Never use --force. It's different from --legacy-peer-deps: --force can overwrite installed packages with conflicting versions, producing a genuinely broken node_modules. --legacy-peer-deps just skips the peer check.

Step 5: Verify the install actually works

npm run build   # or: npx tsc --noEmit

A successful install doesn't mean the package works at runtime. Always run the build or type-checker after dependency changes.

Common Pitfalls

  • Using --force instead of --legacy-peer-deps. --force can silently overwrite packages in node_modules with incompatible versions, causing crashes that are hard to trace back to the install step.
  • Installing @latest blindly. Always check what @latest requires before installing it into an existing project. npm info <package> peerDependencies takes five seconds and prevents most ERESOLVE errors.
  • Forgetting to regenerate the lockfile. If you manually edit package.json, run npm install to update package-lock.json. A stale lockfile causes CI failures that don't reproduce locally.
  • Letting Claude retry with --force after ERESOLVE. This "fixes" the error message but installs broken dependencies.

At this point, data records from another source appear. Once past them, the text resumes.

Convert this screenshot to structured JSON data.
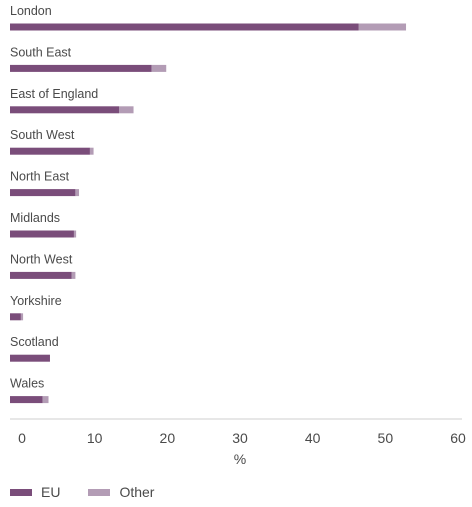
{
  "chart_data": {
    "type": "bar",
    "orientation": "horizontal",
    "stacked": true,
    "categories": [
      "London",
      "South East",
      "East of England",
      "South West",
      "North East",
      "Midlands",
      "North West",
      "Yorkshire",
      "Scotland",
      "Wales"
    ],
    "series": [
      {
        "name": "EU",
        "color": "#7a4d7a",
        "values": [
          48.0,
          19.5,
          15.0,
          11.0,
          9.0,
          8.8,
          8.5,
          1.5,
          5.5,
          4.5
        ]
      },
      {
        "name": "Other",
        "color": "#b39cb5",
        "values": [
          6.5,
          2.0,
          2.0,
          0.5,
          0.5,
          0.3,
          0.5,
          0.3,
          0.0,
          0.8
        ]
      }
    ],
    "xlabel": "%",
    "xlim": [
      0,
      60
    ],
    "xticks": [
      0,
      10,
      20,
      30,
      40,
      50,
      60
    ],
    "grid": false,
    "legend_position": "bottom-left"
  }
}
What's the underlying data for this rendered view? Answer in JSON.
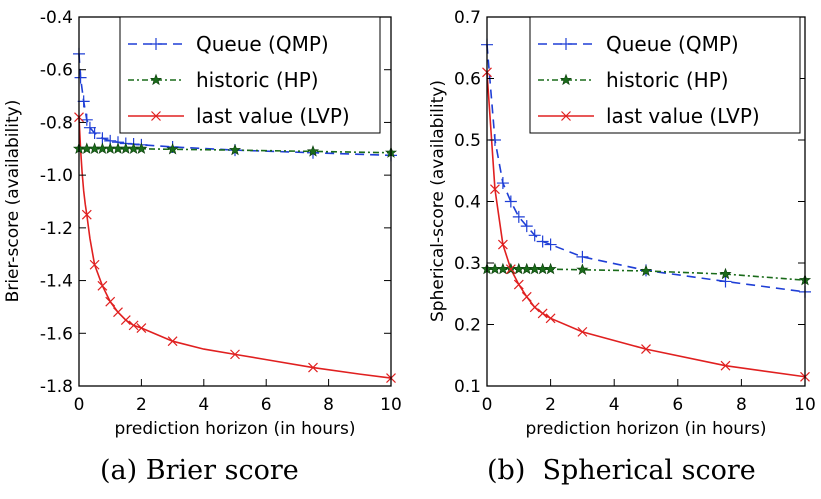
{
  "chart_data": [
    {
      "type": "line",
      "title": "",
      "caption": "(a) Brier score",
      "xlabel": "prediction horizon (in hours)",
      "ylabel": "Brier-score (availability)",
      "xlim": [
        0,
        10
      ],
      "ylim": [
        -1.8,
        -0.4
      ],
      "xticks": [
        "0",
        "2",
        "4",
        "6",
        "8",
        "10"
      ],
      "yticks": [
        "-0.4",
        "-0.6",
        "-0.8",
        "-1.0",
        "-1.2",
        "-1.4",
        "-1.6",
        "-1.8"
      ],
      "legend_position": "top-right",
      "series": [
        {
          "name": "Queue (QMP)",
          "color": "#1f3fd6",
          "style": "dashed",
          "marker": "+",
          "x": [
            0,
            0.05,
            0.15,
            0.25,
            0.35,
            0.5,
            0.75,
            1.0,
            1.25,
            1.5,
            1.75,
            2.0,
            3.0,
            5.0,
            7.5,
            10.0
          ],
          "y": [
            -0.54,
            -0.63,
            -0.72,
            -0.79,
            -0.82,
            -0.84,
            -0.86,
            -0.87,
            -0.875,
            -0.88,
            -0.882,
            -0.885,
            -0.893,
            -0.905,
            -0.915,
            -0.925
          ]
        },
        {
          "name": "historic (HP)",
          "color": "#1a6b1a",
          "style": "dashdot",
          "marker": "*",
          "x": [
            0,
            0.25,
            0.5,
            0.75,
            1.0,
            1.25,
            1.5,
            1.75,
            2.0,
            3.0,
            5.0,
            7.5,
            10.0
          ],
          "y": [
            -0.9,
            -0.9,
            -0.9,
            -0.9,
            -0.9,
            -0.9,
            -0.9,
            -0.9,
            -0.9,
            -0.902,
            -0.905,
            -0.91,
            -0.915
          ]
        },
        {
          "name": "last value (LVP)",
          "color": "#e02020",
          "style": "solid",
          "marker": "x",
          "x": [
            0,
            0.25,
            0.5,
            0.75,
            1.0,
            1.25,
            1.5,
            1.75,
            2.0,
            3.0,
            5.0,
            7.5,
            10.0
          ],
          "y": [
            -0.78,
            -1.15,
            -1.34,
            -1.42,
            -1.48,
            -1.52,
            -1.55,
            -1.57,
            -1.58,
            -1.63,
            -1.68,
            -1.73,
            -1.77
          ],
          "curve_x": [
            0,
            0.05,
            0.1,
            0.15,
            0.2,
            0.25,
            0.35,
            0.5,
            0.75,
            1.0,
            1.25,
            1.5,
            1.75,
            2.0,
            2.5,
            3.0,
            4.0,
            5.0,
            6.0,
            7.5,
            9.0,
            10.0
          ],
          "curve_y": [
            -0.78,
            -0.9,
            -0.99,
            -1.06,
            -1.11,
            -1.15,
            -1.24,
            -1.34,
            -1.42,
            -1.48,
            -1.52,
            -1.55,
            -1.57,
            -1.58,
            -1.605,
            -1.63,
            -1.66,
            -1.68,
            -1.7,
            -1.73,
            -1.755,
            -1.77
          ]
        }
      ]
    },
    {
      "type": "line",
      "title": "",
      "caption": "(b)  Spherical score",
      "xlabel": "prediction horizon (in hours)",
      "ylabel": "Spherical-score (availability)",
      "xlim": [
        0,
        10
      ],
      "ylim": [
        0.1,
        0.7
      ],
      "xticks": [
        "0",
        "2",
        "4",
        "6",
        "8",
        "10"
      ],
      "yticks": [
        "0.7",
        "0.6",
        "0.5",
        "0.4",
        "0.3",
        "0.2",
        "0.1"
      ],
      "legend_position": "top-right",
      "series": [
        {
          "name": "Queue (QMP)",
          "color": "#1f3fd6",
          "style": "dashed",
          "marker": "+",
          "x": [
            0,
            0.25,
            0.5,
            0.75,
            1.0,
            1.25,
            1.5,
            1.75,
            2.0,
            3.0,
            5.0,
            7.5,
            10.0
          ],
          "y": [
            0.655,
            0.5,
            0.43,
            0.4,
            0.375,
            0.36,
            0.345,
            0.335,
            0.33,
            0.31,
            0.288,
            0.27,
            0.253
          ]
        },
        {
          "name": "historic (HP)",
          "color": "#1a6b1a",
          "style": "dashdot",
          "marker": "*",
          "x": [
            0,
            0.25,
            0.5,
            0.75,
            1.0,
            1.25,
            1.5,
            1.75,
            2.0,
            3.0,
            5.0,
            7.5,
            10.0
          ],
          "y": [
            0.29,
            0.29,
            0.29,
            0.29,
            0.29,
            0.29,
            0.29,
            0.29,
            0.29,
            0.289,
            0.287,
            0.282,
            0.272
          ]
        },
        {
          "name": "last value (LVP)",
          "color": "#e02020",
          "style": "solid",
          "marker": "x",
          "x": [
            0,
            0.25,
            0.5,
            0.75,
            1.0,
            1.25,
            1.5,
            1.75,
            2.0,
            3.0,
            5.0,
            7.5,
            10.0
          ],
          "y": [
            0.61,
            0.42,
            0.33,
            0.29,
            0.265,
            0.245,
            0.228,
            0.218,
            0.21,
            0.188,
            0.16,
            0.133,
            0.115
          ]
        }
      ]
    }
  ]
}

Always read the ERESOLVE output and address the actual version conflict.
  • Mixing package managers. If your project uses pnpm or yarn, don't let Claude run npm install. The lockfile formats are incompatible and you'll end up with two conflicting lockfiles.

Prevention Checklist

  • When asking Claude to install a package, specify your framework version: "Install framer-motion, compatible with React 18.2 and Next.js 14."
  • After any dependency change, run npm run build (or tsc --noEmit) to verify the install works, not just that it succeeded.
  • Commit package.json and package-lock.json together — never one without the other.
  • Pin major versions in package.json (use ^18.2.0, not latest or *).
  • If you're on npm v7+, add "overrides": {} to package.json to force specific transitive dependency versions when a sub-dependency is the problem.
  • Tell Claude which package manager your project uses on the first message of a session to prevent it from defaulting to npm.